I have implemented a custom physics in model Flux / Zygote to benefit from gradient-based optimization of these great packages. It contains custom layers, each shipping its own ChainRulesCore.rrule
. A single model contains many of these otherwise simple layers, and Zygote calculates the correct gradients out of the box.
Unfortunately, Zygote takes ages to calculate the first gradient. Compilation can easily exceed hours and take longer than the optimization itself.
Is there any way to avoid this painfully long compilation time? Why is compilation of layers built-into Flux significantly faster?
Here is a MWE, which already takes more than 20s to compile
import Flux
import ChainRulesCore
# custom layer
mutable struct Drift
len::Float64
end
function driftLinear(p::AbstractVecOrMat, len::Float64)
pnew = copy(p)
pnew[1,:] .+= len .* p[2,:]
pnew[3,:] .+= len .* p[4,:]
return pnew
end
function ChainRulesCore.rrule(::typeof(driftLinear), pold::AbstractVecOrMat, len::Float64)
p = driftLinear(pold, len)
function driftLinear_pullback(Δ)
newΔ = copy(Δ)
newΔ[2,:] .+= len .* Δ[1,:]
newΔ[4,:] .+= len .* Δ[3,:]
return ChainRulesCore.NoTangent(), newΔ, ChainRulesCore.NoTangent()
end
return p, driftLinear_pullback
end
function (e::Drift)(p::AbstractVecOrMat)
driftLinear(p, e.len)
end
# create model
function track(model::Flux.Chain, batch::AbstractVecOrMat)::AbstractArray
out = reduce(hcat, Flux.activations(model, batch))

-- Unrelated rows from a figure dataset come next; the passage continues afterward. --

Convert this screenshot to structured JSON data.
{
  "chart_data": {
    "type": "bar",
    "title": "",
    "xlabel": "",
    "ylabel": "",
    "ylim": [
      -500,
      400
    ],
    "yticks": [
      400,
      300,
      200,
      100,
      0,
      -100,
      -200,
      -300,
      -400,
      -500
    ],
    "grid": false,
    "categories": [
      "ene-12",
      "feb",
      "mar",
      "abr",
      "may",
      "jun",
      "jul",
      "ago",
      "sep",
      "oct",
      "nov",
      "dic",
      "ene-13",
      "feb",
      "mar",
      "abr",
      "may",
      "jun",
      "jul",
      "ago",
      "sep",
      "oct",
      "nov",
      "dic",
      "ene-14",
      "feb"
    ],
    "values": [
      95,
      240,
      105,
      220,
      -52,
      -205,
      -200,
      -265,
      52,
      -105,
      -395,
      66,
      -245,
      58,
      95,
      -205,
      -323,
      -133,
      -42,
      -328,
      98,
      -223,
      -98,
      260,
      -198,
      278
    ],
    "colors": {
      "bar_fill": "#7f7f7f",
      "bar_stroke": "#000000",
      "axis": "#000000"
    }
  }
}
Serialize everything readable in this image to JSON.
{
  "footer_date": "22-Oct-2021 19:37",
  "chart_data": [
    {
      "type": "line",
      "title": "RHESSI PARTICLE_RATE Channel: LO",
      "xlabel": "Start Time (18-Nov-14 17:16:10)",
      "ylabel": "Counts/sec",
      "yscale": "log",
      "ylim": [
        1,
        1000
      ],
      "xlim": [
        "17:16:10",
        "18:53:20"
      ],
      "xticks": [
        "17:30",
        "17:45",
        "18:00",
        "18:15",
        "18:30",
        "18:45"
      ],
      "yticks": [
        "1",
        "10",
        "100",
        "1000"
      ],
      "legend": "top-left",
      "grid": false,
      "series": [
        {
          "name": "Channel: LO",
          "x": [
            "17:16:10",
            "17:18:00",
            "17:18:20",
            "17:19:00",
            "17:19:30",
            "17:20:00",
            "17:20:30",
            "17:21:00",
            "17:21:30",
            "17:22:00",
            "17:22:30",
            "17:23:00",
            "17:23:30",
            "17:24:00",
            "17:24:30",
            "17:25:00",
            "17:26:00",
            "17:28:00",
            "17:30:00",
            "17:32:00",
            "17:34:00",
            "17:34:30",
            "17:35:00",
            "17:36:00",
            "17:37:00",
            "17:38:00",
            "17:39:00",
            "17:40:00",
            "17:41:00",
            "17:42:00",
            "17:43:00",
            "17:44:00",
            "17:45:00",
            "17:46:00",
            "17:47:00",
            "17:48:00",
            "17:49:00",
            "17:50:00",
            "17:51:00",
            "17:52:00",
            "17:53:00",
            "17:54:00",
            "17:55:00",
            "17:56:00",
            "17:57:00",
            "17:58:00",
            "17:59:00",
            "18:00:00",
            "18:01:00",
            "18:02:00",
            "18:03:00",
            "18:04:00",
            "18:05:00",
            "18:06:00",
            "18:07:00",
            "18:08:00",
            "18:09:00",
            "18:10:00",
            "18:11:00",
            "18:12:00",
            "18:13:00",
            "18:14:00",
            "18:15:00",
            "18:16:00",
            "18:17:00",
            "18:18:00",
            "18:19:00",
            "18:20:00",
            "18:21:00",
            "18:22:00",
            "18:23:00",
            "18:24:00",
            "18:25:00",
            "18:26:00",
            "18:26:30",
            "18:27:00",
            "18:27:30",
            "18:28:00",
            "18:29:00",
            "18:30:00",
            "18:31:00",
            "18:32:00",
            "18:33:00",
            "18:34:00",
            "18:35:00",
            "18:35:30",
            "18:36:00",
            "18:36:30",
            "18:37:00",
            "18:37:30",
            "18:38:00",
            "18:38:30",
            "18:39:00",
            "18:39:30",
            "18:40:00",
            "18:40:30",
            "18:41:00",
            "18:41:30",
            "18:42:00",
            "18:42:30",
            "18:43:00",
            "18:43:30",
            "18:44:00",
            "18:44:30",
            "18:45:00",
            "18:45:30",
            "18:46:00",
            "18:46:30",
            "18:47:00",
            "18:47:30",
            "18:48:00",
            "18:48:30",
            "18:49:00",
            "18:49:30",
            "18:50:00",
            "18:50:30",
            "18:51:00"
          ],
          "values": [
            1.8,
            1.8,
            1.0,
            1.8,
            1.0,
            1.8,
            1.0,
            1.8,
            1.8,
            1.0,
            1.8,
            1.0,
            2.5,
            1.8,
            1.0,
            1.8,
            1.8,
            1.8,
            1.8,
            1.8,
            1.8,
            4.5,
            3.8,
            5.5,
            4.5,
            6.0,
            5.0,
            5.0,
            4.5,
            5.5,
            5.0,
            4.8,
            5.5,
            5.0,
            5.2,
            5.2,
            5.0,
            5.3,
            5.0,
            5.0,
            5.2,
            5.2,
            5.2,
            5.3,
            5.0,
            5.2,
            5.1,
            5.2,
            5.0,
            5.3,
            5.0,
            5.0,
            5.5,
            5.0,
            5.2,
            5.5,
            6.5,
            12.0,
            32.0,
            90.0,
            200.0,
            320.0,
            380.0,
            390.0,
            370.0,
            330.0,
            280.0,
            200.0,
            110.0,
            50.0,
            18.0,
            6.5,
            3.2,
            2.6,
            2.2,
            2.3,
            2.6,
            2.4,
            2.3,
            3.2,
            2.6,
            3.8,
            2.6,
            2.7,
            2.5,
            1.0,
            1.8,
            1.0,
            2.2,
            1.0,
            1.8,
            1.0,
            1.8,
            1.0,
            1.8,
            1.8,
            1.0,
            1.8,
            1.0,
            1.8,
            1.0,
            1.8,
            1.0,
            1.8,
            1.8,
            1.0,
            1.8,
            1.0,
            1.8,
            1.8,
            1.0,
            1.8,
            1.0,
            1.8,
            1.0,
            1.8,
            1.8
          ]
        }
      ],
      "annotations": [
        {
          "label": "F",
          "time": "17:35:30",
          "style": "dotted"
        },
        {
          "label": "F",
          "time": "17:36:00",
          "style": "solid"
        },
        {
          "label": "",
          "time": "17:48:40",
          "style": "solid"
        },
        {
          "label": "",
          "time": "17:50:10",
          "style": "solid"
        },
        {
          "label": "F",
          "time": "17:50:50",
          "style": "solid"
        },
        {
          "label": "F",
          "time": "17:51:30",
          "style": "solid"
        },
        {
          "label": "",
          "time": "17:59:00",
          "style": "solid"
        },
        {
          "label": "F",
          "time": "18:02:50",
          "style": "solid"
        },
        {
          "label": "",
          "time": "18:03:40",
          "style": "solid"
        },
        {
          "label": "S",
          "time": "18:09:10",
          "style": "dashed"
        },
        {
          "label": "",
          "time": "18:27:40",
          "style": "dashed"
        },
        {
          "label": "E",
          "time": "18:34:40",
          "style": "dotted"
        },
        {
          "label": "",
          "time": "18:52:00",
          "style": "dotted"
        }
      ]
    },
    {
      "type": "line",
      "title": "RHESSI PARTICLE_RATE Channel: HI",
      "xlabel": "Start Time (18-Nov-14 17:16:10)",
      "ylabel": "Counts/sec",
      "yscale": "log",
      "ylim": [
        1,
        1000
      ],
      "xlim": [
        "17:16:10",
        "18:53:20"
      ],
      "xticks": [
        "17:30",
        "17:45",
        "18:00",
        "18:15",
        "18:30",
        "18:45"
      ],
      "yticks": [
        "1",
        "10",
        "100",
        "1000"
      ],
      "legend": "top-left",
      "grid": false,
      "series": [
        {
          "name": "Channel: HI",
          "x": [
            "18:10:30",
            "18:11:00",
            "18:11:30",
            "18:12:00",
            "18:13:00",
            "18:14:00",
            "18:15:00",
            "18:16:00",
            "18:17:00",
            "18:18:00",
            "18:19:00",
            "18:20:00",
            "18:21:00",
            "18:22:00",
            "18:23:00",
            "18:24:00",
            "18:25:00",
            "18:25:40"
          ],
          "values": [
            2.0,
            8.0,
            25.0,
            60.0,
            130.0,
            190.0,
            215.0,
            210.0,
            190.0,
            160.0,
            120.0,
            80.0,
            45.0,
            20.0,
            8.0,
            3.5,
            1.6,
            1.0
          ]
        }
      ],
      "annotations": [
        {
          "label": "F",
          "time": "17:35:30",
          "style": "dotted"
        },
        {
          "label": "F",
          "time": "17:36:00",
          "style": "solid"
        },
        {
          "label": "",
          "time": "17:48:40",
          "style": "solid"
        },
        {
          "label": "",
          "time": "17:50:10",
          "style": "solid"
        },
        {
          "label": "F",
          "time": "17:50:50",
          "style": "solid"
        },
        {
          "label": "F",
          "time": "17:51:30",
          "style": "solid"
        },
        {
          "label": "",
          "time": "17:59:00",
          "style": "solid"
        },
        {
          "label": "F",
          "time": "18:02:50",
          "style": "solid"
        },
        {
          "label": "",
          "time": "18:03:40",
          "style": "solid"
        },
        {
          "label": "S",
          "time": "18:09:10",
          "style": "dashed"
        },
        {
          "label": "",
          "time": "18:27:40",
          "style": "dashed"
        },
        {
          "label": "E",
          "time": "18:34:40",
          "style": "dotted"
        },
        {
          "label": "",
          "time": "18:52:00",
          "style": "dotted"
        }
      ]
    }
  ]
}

out = reshape(out, 7, :, length(model))
return PermutedDimsArray(out, (1,3,2))
end
model = Flux.Chain([Drift(1.) for _ in 1:10]...)
# take gradient
inp = ones(7,100)
Flux.trainable(e::Drift) = (e.len,)
parameters = Flux.params(model)
@time grads = Flux.gradient(parameters) do
out = track(model, inp)
Flux.Losses.mse(out, ones(size(out)))
end
21.495620 seconds (63.22 M allocations: 3.324 GiB, 4.14% gc time, 99.99% compilation time)
Are there any tricks to make things faster with Zygote?